Thanks for the code! Excellent examples. I admire your skill and appreciate the feedback.
Thank you for these kind words—getting the aforementioned get_stack_pointer(); function to work was a fun challenge⁽¹⁾!
»But still, in my tests, the memory was still accessible until I made a second function call.«
I think this can be explained by the fact that the stack memory reserved by
alloca()continues to have the same contents even after returning to the calling function. This memory will only be overwritten after one starts to call further functions (with the stack pointer again moving towards lower addresses during their execution, overwriting previous stack contents with function arguments, return address values and whatnot).⁽¹⁾ For full transparency I should probably add that the ‘#if defined(_WIN32)’ part of my get_stack_pointer() implementation was inspired by this StackOverflow discussion:
#if defined(_WIN32)
#define NOINLINE __declspec(noinline)
#else /*defined(__linux__)*/
#define NOINLINE __attribute__((noinline))
#endif
static NOINLINE size_t get_stack_pointer (void)
{
#if defined(_WIN32)
return ((size_t)_AddressOfReturnAddress() + sizeof(void *));
/* … + sizeof(<return address>) */
#elif defined(__linux__)
register size_t sp asm (“sp”);
#if defined(_DEBUG) /* … + push __BP + sizeof(<return address>) */
return (sp + 2*sizeof(void *));
#else /* … + sizeof(<return address>) */
return (sp + sizeof(void *));
#endif
#endif
}
It’s a cool way to dig deep in to the bowels of the code. I downloaded and detarred your program just to see how you did it. Most impressive!
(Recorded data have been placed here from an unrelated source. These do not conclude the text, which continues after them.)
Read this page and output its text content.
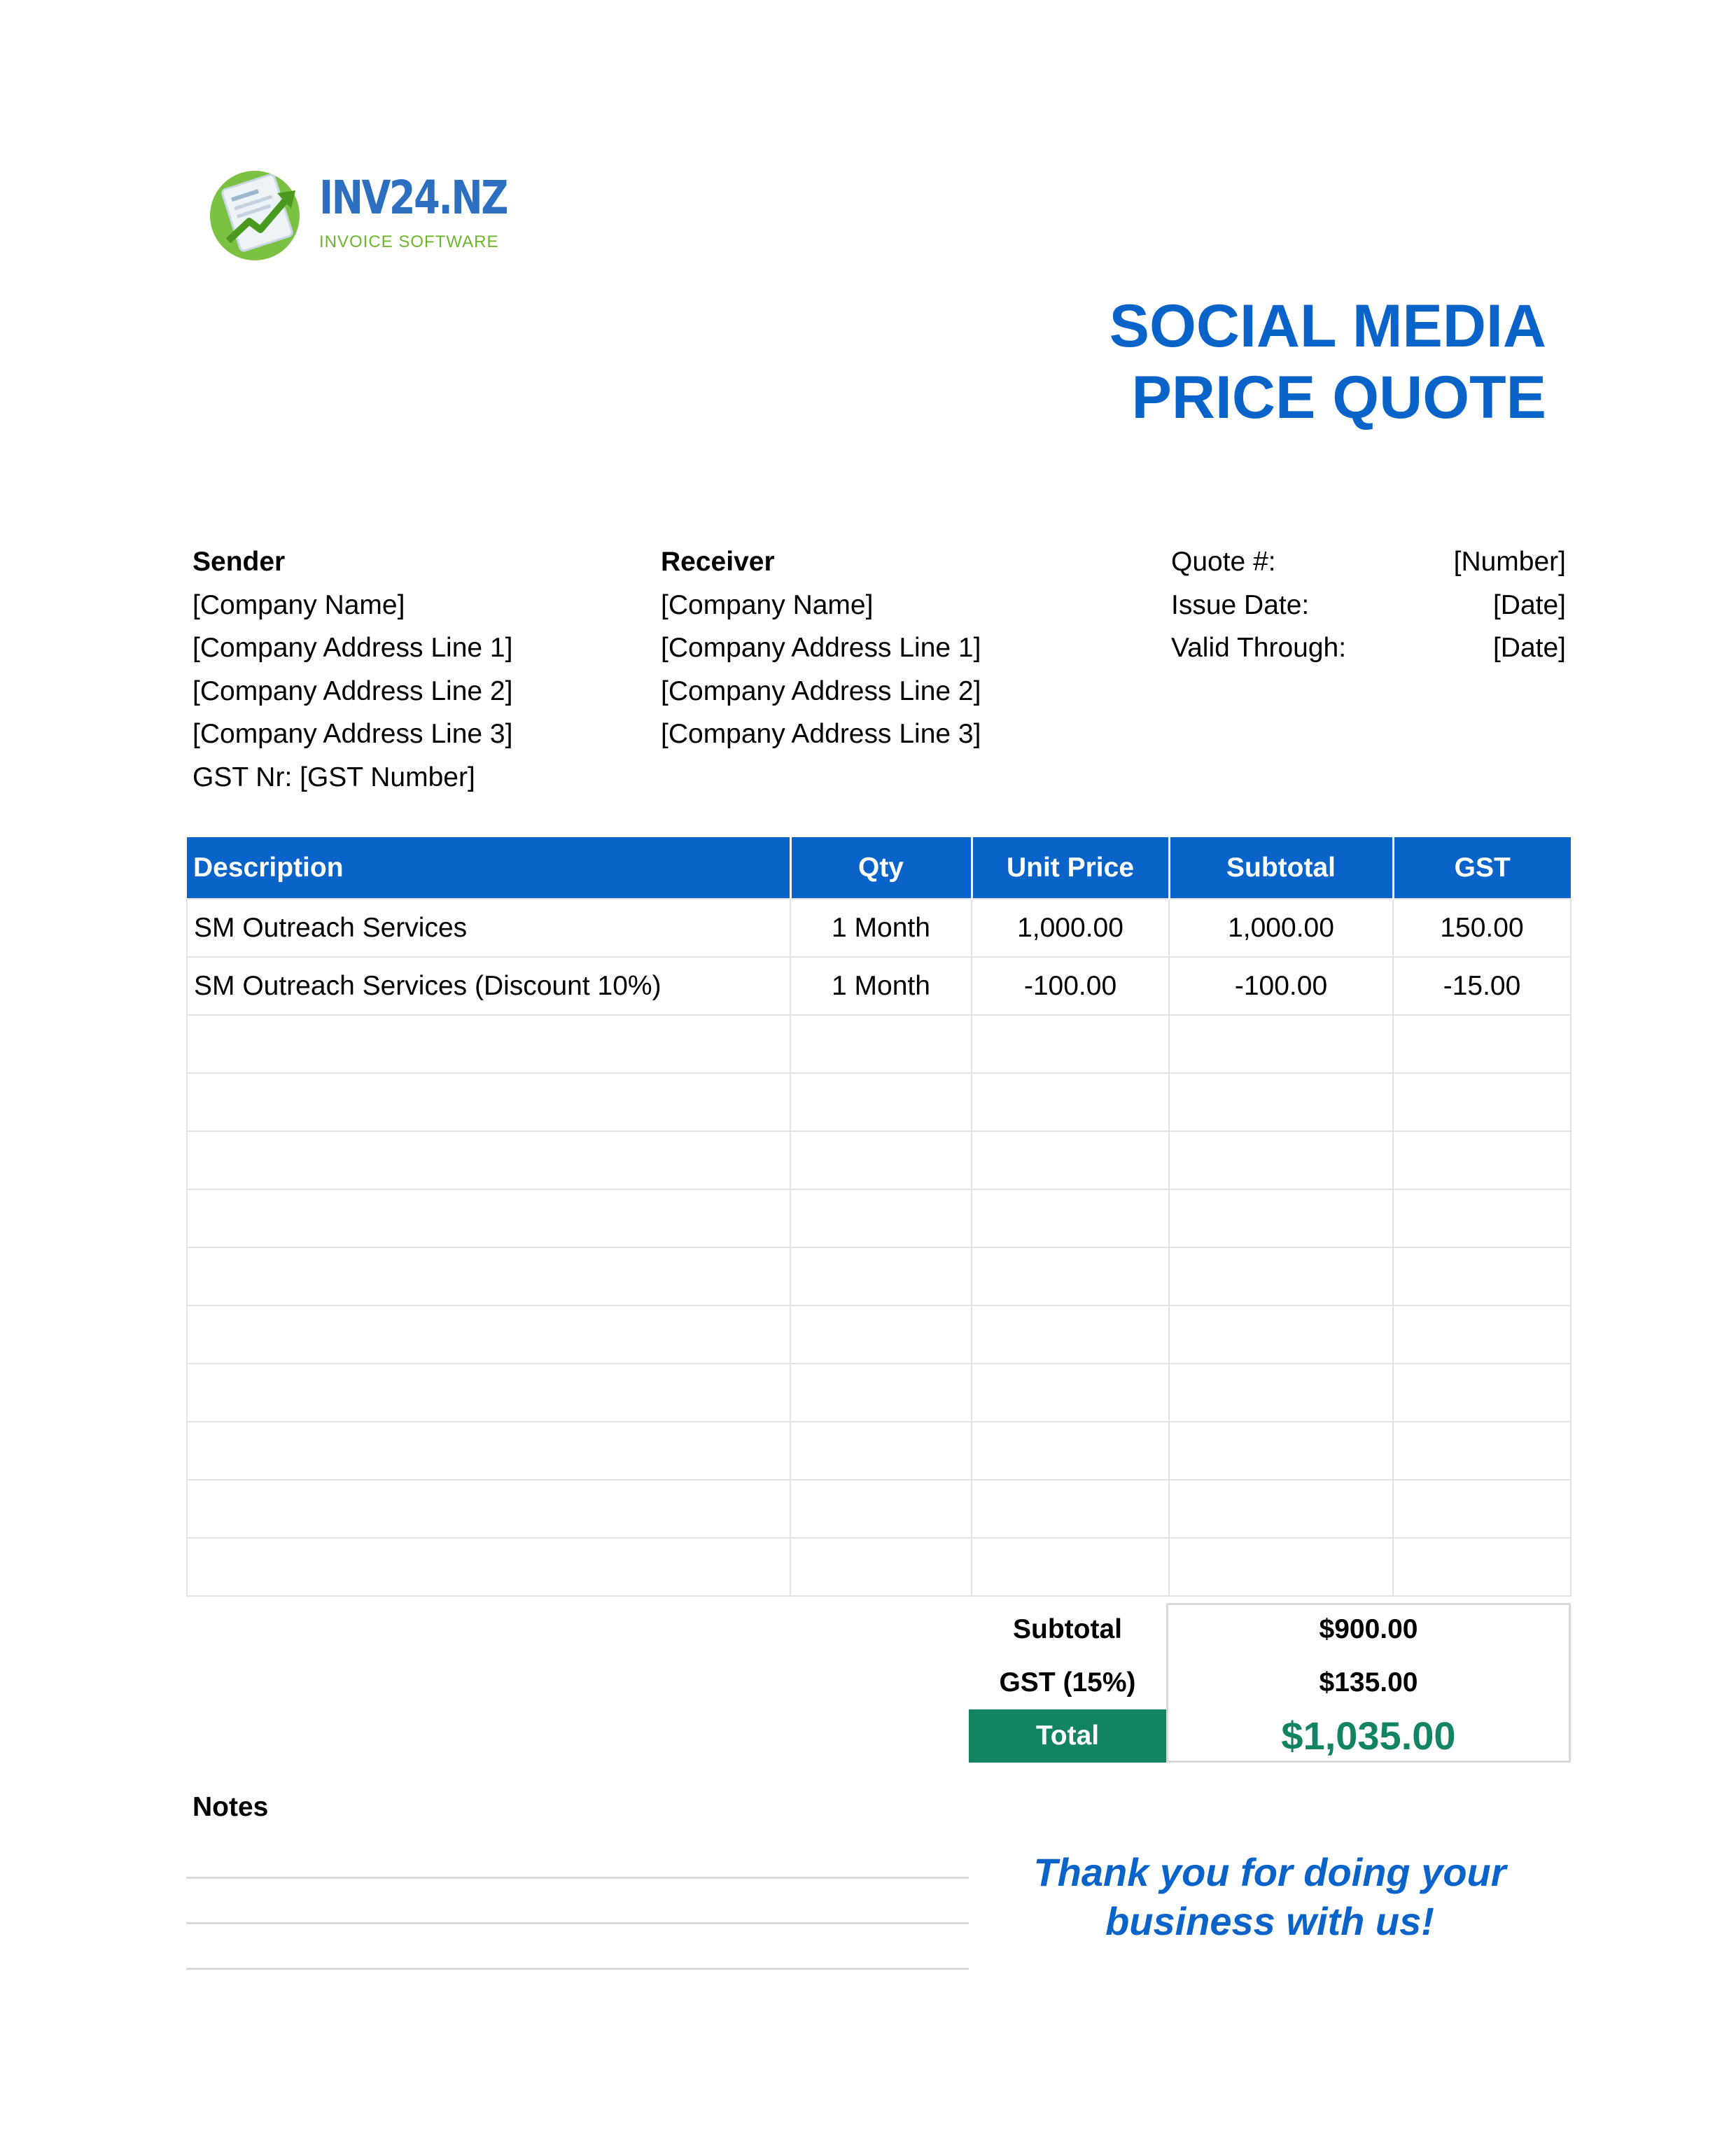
INV24.NZ
INVOICE SOFTWARE
SOCIAL MEDIA
PRICE QUOTE
Sender
[Company Name]
[Company Address Line 1]
[Company Address Line 2]
[Company Address Line 3]
GST Nr: [GST Number]
Receiver
[Company Name]
[Company Address Line 1]
[Company Address Line 2]
[Company Address Line 3]
Quote #:	[Number]
Issue Date:	[Date]
Valid Through:	[Date]
Description	Qty	Unit Price	Subtotal	GST
SM Outreach Services	1 Month	1,000.00	1,000.00	150.00
SM Outreach Services (Discount 10%)	1 Month	-100.00	-100.00	-15.00

Subtotal	$900.00
GST (15%)	$135.00
Total	$1,035.00
Notes
Thank you for doing your
business with us!
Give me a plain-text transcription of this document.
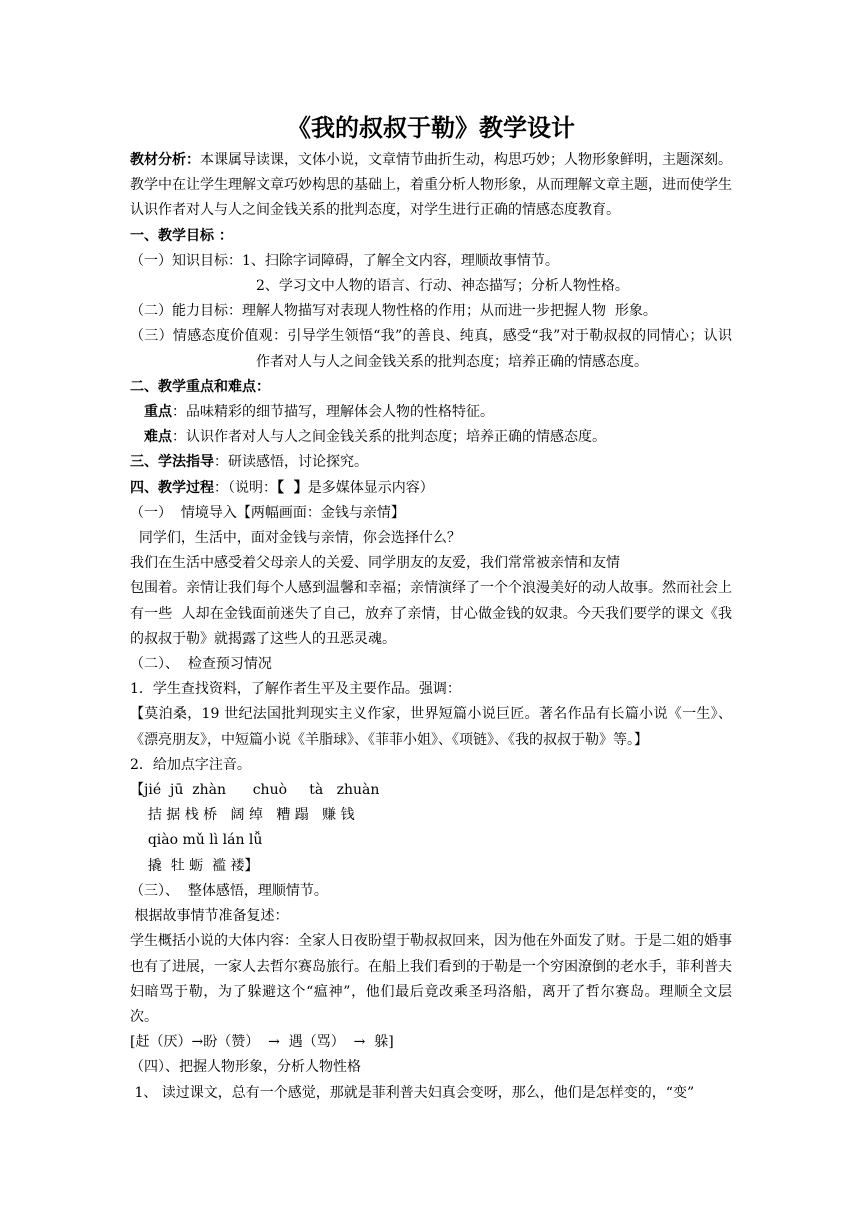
《我的叔叔于勒》教学设计

教材分析：本课属导读课，文体小说，文章情节曲折生动，构思巧妙；人物形象鲜明，主题深刻。教学中在让学生理解文章巧妙构思的基础上，着重分析人物形象，从而理解文章主题，进而使学生认识作者对人与人之间金钱关系的批判态度，对学生进行正确的情感态度教育。

一、教学目标 ：

（一）知识目标：1、扫除字词障碍，了解全文内容，理顺故事情节。

2、学习文中人物的语言、行动、神态描写；分析人物性格。

（二）能力目标：理解人物描写对表现人物性格的作用；从而进一步把握人物  形象。

（三）情感态度价值观：引导学生领悟“我”的善良、纯真，感受“我”对于勒叔叔的同情心；认识作者对人与人之间金钱关系的批判态度；培养正确的情感态度。

二、教学重点和难点：

重点：品味精彩的细节描写，理解体会人物的性格特征。

难点：认识作者对人与人之间金钱关系的批判态度；培养正确的情感态度。

三、学法指导：研读感悟，讨论探究。

四、教学过程：（说明：【  】是多媒体显示内容）

（一）  情境导入【两幅画面：金钱与亲情】

同学们，生活中，面对金钱与亲情，你会选择什么？

我们在生活中感受着父母亲人的关爱、同学朋友的友爱，我们常常被亲情和友情

包围着。亲情让我们每个人感到温馨和幸福；亲情演绎了一个个浪漫美好的动人故事。然而社会上有一些  人却在金钱面前迷失了自己，放弃了亲情，甘心做金钱的奴隶。今天我们要学的课文《我的叔叔于勒》就揭露了这些人的丑恶灵魂。

（二）、  检查预习情况

1．学生查找资料，了解作者生平及主要作品。强调：

【莫泊桑，19 世纪法国批判现实主义作家，世界短篇小说巨匠。著名作品有长篇小说《一生》、《漂亮朋友》，中短篇小说《羊脂球》、《菲菲小姐》、《项链》、《我的叔叔于勒》等。】

2．给加点字注音。

【jié  jū  zhàn      chuò     tà   zhuàn

拮 据 栈 桥   阔 绰   糟 蹋   赚 钱

qiào mǔ lì lán lǚ

撬  牡 蛎  褴 褛】

（三）、  整体感悟，理顺情节。

根据故事情节准备复述：

学生概括小说的大体内容：全家人日夜盼望于勒叔叔回来，因为他在外面发了财。于是二姐的婚事也有了进展，一家人去哲尔赛岛旅行。在船上我们看到的于勒是一个穷困潦倒的老水手，菲利普夫妇暗骂于勒，为了躲避这个“瘟神”，他们最后竟改乘圣玛洛船，离开了哲尔赛岛。理顺全文层次。

[赶（厌）→盼（赞）  →  遇（骂）  →  躲]

（四）、把握人物形象，分析人物性格

1、 读过课文，总有一个感觉，那就是菲利普夫妇真会变呀，那么，他们是怎样变的，“变”
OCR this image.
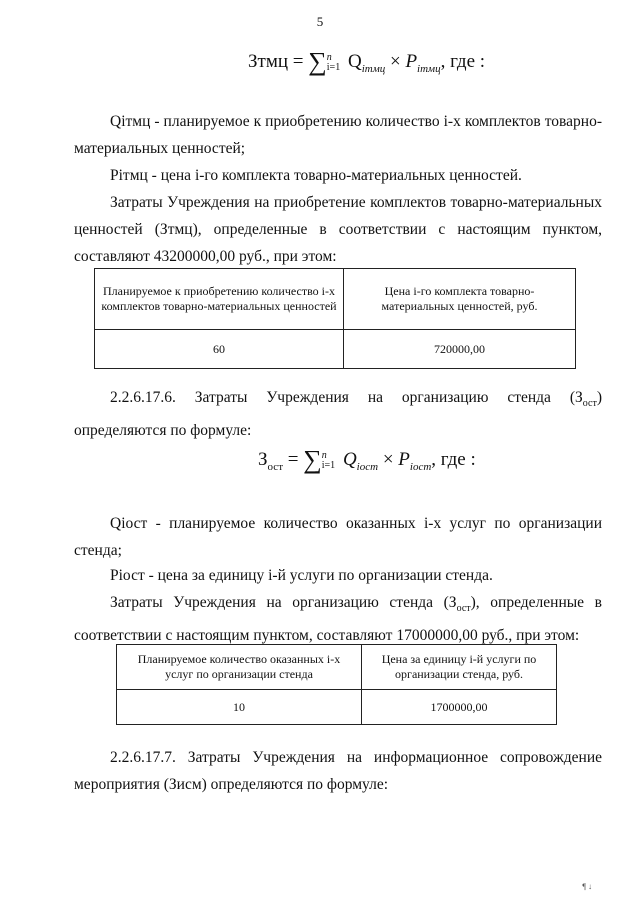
5
Зтмц = ∑ n
i=1 $Q_{iтмц} \times P_{iтмц}$, где :

Qiтмц - планируемое к приобретению количество i-х комплектов товарно-материальных ценностей;

Piтмц - цена i-го комплекта товарно-материальных ценностей.

Затраты Учреждения на приобретение комплектов товарно-материальных ценностей (Зтмц), определенные в соответствии с настоящим пунктом, составляют 43200000,00 руб., при этом:

Планируемое к приобретению количество i-х комплектов товарно-материальных ценностей	Цена i-го комплекта товарно-материальных ценностей, руб.
60	720000,00

2.2.6.17.6. Затраты Учреждения на организацию стенда $(З_{ост})$ определяются по формуле:

$З_{ост}$ = ∑ n
i=1 $Q_{iост} \times P_{iост}$, где :

Qiост - планируемое количество оказанных i-х услуг по организации стенда;

Piост - цена за единицу i-й услуги по организации стенда.

Затраты Учреждения на организацию стенда $(З_{ост})$, определенные в соответствии с настоящим пунктом, составляют 17000000,00 руб., при этом:

Планируемое количество оказанных i-х услуг по организации стенда	Цена за единицу i-й услуги по организации стенда, руб.
10	1700000,00

2.2.6.17.7. Затраты Учреждения на информационное сопровождение мероприятия (Зисм) определяются по формуле:

¶ ↓
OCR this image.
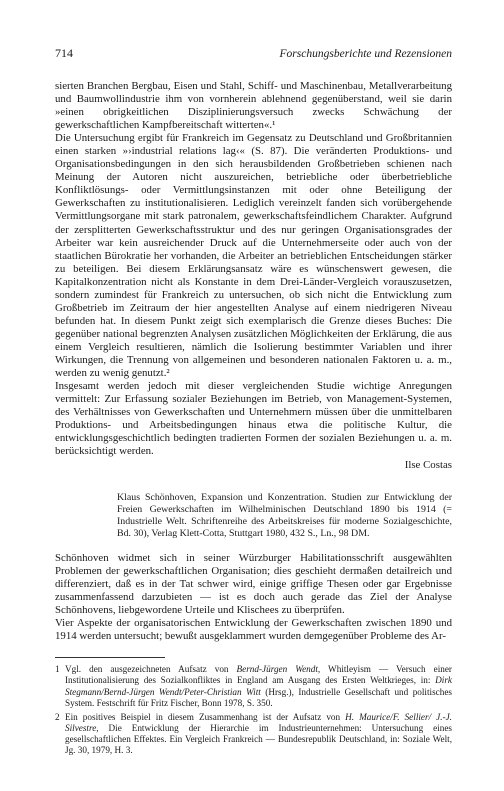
714	Forschungsberichte und Rezensionen

sierten Branchen Bergbau, Eisen und Stahl, Schiff- und Maschinenbau, Metallverarbeitung und Baumwollindustrie ihm von vornherein ablehnend gegenüberstand, weil sie darin »einen obrigkeitlichen Disziplinierungsversuch zwecks Schwächung der gewerkschaftlichen Kampfbereitschaft witterten«.¹

Die Untersuchung ergibt für Frankreich im Gegensatz zu Deutschland und Großbritannien einen starken »›industrial relations lag‹« (S. 87). Die veränderten Produktions- und Organisationsbedingungen in den sich herausbildenden Großbetrieben schienen nach Meinung der Autoren nicht auszureichen, betriebliche oder überbetriebliche Konfliktlösungs- oder Vermittlungsinstanzen mit oder ohne Beteiligung der Gewerkschaften zu institutionalisieren. Lediglich vereinzelt fanden sich vorübergehende Vermittlungsorgane mit stark patronalem, gewerkschaftsfeindlichem Charakter. Aufgrund der zersplitterten Gewerkschaftsstruktur und des nur geringen Organisationsgrades der Arbeiter war kein ausreichender Druck auf die Unternehmerseite oder auch von der staatlichen Bürokratie her vorhanden, die Arbeiter an betrieblichen Entscheidungen stärker zu beteiligen. Bei diesem Erklärungsansatz wäre es wünschenswert gewesen, die Kapitalkonzentration nicht als Konstante in dem Drei-Länder-Vergleich vorauszusetzen, sondern zumindest für Frankreich zu untersuchen, ob sich nicht die Entwicklung zum Großbetrieb im Zeitraum der hier angestellten Analyse auf einem niedrigeren Niveau befunden hat. In diesem Punkt zeigt sich exemplarisch die Grenze dieses Buches: Die gegenüber national begrenzten Analysen zusätzlichen Möglichkeiten der Erklärung, die aus einem Vergleich resultieren, nämlich die Isolierung bestimmter Variablen und ihrer Wirkungen, die Trennung von allgemeinen und besonderen nationalen Faktoren u. a. m., werden zu wenig genutzt.²

Insgesamt werden jedoch mit dieser vergleichenden Studie wichtige Anregungen vermittelt: Zur Erfassung sozialer Beziehungen im Betrieb, von Management-Systemen, des Verhältnisses von Gewerkschaften und Unternehmern müssen über die unmittelbaren Produktions- und Arbeitsbedingungen hinaus etwa die politische Kultur, die entwicklungsgeschichtlich bedingten tradierten Formen der sozialen Beziehungen u. a. m. berücksichtigt werden.

Ilse Costas
Klaus Schönhoven, Expansion und Konzentration. Studien zur Entwicklung der Freien Gewerkschaften im Wilhelminischen Deutschland 1890 bis 1914 (= Industrielle Welt. Schriftenreihe des Arbeitskreises für moderne Sozialgeschichte, Bd. 30), Verlag Klett-Cotta, Stuttgart 1980, 432 S., Ln., 98 DM.

Schönhoven widmet sich in seiner Würzburger Habilitationsschrift ausgewählten Problemen der gewerkschaftlichen Organisation; dies geschieht dermaßen detailreich und differenziert, daß es in der Tat schwer wird, einige griffige Thesen oder gar Ergebnisse zusammenfassend darzubieten — ist es doch auch gerade das Ziel der Analyse Schönhovens, liebgewordene Urteile und Klischees zu überprüfen.

Vier Aspekte der organisatorischen Entwicklung der Gewerkschaften zwischen 1890 und 1914 werden untersucht; bewußt ausgeklammert wurden demgegenüber Probleme des Ar-

1 Vgl. den ausgezeichneten Aufsatz von Bernd-Jürgen Wendt, Whitleyism — Versuch einer Institutionalisierung des Sozialkonfliktes in England am Ausgang des Ersten Weltkrieges, in: Dirk Stegmann/Bernd-Jürgen Wendt/Peter-Christian Witt (Hrsg.), Industrielle Gesellschaft und politisches System. Festschrift für Fritz Fischer, Bonn 1978, S. 350.
2 Ein positives Beispiel in diesem Zusammenhang ist der Aufsatz von H. Maurice/F. Sellier/ J.-J. Silvestre, Die Entwicklung der Hierarchie im Industrieunternehmen: Untersuchung eines gesellschaftlichen Effektes. Ein Vergleich Frankreich — Bundesrepublik Deutschland, in: Soziale Welt, Jg. 30, 1979, H. 3.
Thank you for looking at my sample code—Iʼm flattered!
One last thing, if I may: depending on the chosen optimization level (-O0 up to -O3) GCC will generate a function prologue (push __BP; mov __BP, __SP)… or wonʼt do so. Originally I tried to factor this in by a simple ‘#if defined(_DEBUG)’ check (with _DEBUG only being set for -O0), but wasnʼt really too happy about this hack.
I have since refactored the code one last time and came up with the following solution:
#if defined(_WIN32)
#define NOINLINE __declspec(noinline)
#define OMITFRAMEPTR /* unnecessary on Windows */
#else
#define NOINLINE __attribute__((noinline))
#define OMITFRAMEPTR __attribute__((optimize("-fomit-frame-pointer")))
#endif
static NOINLINE OMITFRAMEPTR size_t get_stack_pointer (void);
static size_t get_stack_pointer (void)
{
#if defined(_WIN32) /* … + sizeof(<return address>) */
return ((size_t)_AddressOfReturnAddress() + sizeof(void *));
#elif defined(__linux__)
register size_t sp asm ("sp");
return (sp + sizeof(void *));
#endif
}
In my tests, this should now work properly, for x86-64 (64 bit) as well as x86 (32 bit) builds, regardless of any chosen optimization level.